Une réflexion nouvelle

28/01/2013

Tugdual Derville, délégué général d’Alliance VITA et porte-parole de la”Manif pour tous”, explique pourquoi  la mobilisation du 13 janvier n’est pas un succès éphémère, mais le début d’un sursaut anthropologique majeur, dans un esprit de non-violence intérieure.

Que répondez-vous à ceux qui, comme Pascale Clark sur France Inter au lendemain de la « Manif pour tous » du 13 janvier, ironisaient sur votre « manif pour rien » ?

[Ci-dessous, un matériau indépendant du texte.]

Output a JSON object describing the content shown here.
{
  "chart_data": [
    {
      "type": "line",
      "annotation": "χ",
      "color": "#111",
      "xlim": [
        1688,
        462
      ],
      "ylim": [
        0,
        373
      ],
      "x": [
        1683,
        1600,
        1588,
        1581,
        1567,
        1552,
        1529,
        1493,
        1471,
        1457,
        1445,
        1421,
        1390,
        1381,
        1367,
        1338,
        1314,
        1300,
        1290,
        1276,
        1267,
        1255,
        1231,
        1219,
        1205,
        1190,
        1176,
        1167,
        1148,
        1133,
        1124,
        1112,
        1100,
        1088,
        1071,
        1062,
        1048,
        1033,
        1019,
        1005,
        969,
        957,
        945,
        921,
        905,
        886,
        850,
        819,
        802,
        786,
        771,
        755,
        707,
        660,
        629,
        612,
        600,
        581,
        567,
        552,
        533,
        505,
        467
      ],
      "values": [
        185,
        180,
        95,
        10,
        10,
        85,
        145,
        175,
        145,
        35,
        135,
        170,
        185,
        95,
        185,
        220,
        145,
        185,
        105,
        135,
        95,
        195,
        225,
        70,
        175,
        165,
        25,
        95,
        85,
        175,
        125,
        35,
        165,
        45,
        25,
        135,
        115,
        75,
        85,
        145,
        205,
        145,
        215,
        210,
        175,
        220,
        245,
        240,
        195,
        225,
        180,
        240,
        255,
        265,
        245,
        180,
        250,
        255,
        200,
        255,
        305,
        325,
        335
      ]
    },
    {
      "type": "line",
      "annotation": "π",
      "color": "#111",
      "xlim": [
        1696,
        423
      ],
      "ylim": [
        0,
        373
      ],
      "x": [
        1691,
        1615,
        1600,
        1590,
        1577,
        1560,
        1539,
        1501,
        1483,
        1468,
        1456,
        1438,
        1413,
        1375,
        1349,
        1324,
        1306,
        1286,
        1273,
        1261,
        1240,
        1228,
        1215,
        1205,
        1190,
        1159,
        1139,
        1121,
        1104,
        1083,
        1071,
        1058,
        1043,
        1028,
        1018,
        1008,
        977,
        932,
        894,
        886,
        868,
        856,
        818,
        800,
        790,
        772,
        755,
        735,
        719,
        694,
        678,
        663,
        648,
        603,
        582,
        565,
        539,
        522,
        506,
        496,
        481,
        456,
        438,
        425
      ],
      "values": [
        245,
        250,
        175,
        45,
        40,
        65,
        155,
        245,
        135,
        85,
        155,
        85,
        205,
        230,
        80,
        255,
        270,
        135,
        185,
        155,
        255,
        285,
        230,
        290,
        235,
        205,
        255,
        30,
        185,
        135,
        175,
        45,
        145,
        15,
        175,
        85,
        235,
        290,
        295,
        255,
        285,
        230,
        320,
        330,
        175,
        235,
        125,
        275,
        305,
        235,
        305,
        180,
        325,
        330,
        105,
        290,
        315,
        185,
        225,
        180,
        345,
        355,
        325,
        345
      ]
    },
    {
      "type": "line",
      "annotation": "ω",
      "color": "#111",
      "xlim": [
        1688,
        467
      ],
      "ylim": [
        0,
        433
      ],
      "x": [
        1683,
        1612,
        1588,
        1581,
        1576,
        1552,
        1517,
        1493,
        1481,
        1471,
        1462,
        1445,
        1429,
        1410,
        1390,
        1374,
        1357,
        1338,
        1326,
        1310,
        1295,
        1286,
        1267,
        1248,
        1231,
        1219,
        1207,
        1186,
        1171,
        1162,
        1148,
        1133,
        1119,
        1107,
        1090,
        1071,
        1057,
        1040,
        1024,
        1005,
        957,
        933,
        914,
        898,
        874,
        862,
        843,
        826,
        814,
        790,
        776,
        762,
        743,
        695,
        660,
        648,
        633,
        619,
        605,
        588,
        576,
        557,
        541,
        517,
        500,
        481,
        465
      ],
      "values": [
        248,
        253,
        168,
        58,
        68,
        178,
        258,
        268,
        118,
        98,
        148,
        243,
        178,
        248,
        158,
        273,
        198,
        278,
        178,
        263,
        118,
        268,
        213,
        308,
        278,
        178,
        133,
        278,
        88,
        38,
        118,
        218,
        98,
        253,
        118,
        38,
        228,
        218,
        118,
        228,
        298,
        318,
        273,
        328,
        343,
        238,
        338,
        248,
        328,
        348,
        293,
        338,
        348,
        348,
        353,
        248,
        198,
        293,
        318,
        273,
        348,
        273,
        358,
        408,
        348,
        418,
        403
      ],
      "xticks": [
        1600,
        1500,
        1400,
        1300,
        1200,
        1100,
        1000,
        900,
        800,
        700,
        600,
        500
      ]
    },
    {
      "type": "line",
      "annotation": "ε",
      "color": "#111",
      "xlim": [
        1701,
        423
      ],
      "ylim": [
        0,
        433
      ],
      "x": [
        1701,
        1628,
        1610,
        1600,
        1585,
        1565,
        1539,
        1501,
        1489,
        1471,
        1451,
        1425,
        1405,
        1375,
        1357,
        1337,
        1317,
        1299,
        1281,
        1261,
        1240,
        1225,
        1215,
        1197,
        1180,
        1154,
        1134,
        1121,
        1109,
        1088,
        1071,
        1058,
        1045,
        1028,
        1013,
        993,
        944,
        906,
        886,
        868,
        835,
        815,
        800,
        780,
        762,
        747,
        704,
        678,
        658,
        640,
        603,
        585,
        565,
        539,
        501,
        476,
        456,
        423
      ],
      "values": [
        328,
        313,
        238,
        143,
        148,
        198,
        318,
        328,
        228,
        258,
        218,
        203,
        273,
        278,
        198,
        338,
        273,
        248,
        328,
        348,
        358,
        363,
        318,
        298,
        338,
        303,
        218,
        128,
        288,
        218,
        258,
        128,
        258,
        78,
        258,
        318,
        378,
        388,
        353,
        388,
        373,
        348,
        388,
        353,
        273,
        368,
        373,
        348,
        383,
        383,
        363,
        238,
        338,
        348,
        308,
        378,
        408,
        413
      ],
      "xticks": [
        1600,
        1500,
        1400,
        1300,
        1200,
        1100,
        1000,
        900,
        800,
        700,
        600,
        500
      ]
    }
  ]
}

Qu’ils n’ont encore rien vu. Et, surtout, pas encore compris ! Nous savons que nos adversaires misent sur le découragement ou la division de notre mouvement… Dès le samedi 2 février prochain, dans les centres-villes de tous les départements, les Français vont se rassembler à nouveau pour montrer qu’ils sont plus que jamais mobilisés contre ce projet de loi injuste. Notre mouvement est en plein essor, et pas seulement à court terme, car il est animé par un ressort intime. C’est un sursaut historique qu’il nous faut accompagner.

Ne craignez-vous pas l’usure ? Ne craignez-vous pas aussi de diviser les Français ?

à nous de tenir dans la durée, ce qui suppose une organisation plus solide, une stratégie davantage planifiée, le renouvellement et la diversification des porte-parole… Nous y travaillons. J’aimerais par exemple entendre davantage la voix des parents adoptifs ou des professionnels de l’enfance. Déjà, grâce à l’élan du 13 janvier, des langues se délient, de nouvelles catégories de personnes s’engagent, de nouveaux experts sortent du silence… C’est un mouvement de fond. à nos yeux — et la manifestation aux slogans parfois très durs ou provocateurs du 27 janvier pro- « mariage pour tous » l’a confirmé — c’est le projet de loi gouvernemental qui divise les Français, et non pas notre résistance. François Hollande se mord peut-être les doigts de s’être laissé entraîner sur cette pente, où il n’a rien à gagner politiquement. C’est pourquoi nous ne devons rien lâcher. C’est même le meilleur service à rendre au président de tous les Français. Il a les cartes en main…

Le débat est pourtant bien à l’Assemblée nationale. N’est-ce pas un signe pour vous d’une défaite annoncée ?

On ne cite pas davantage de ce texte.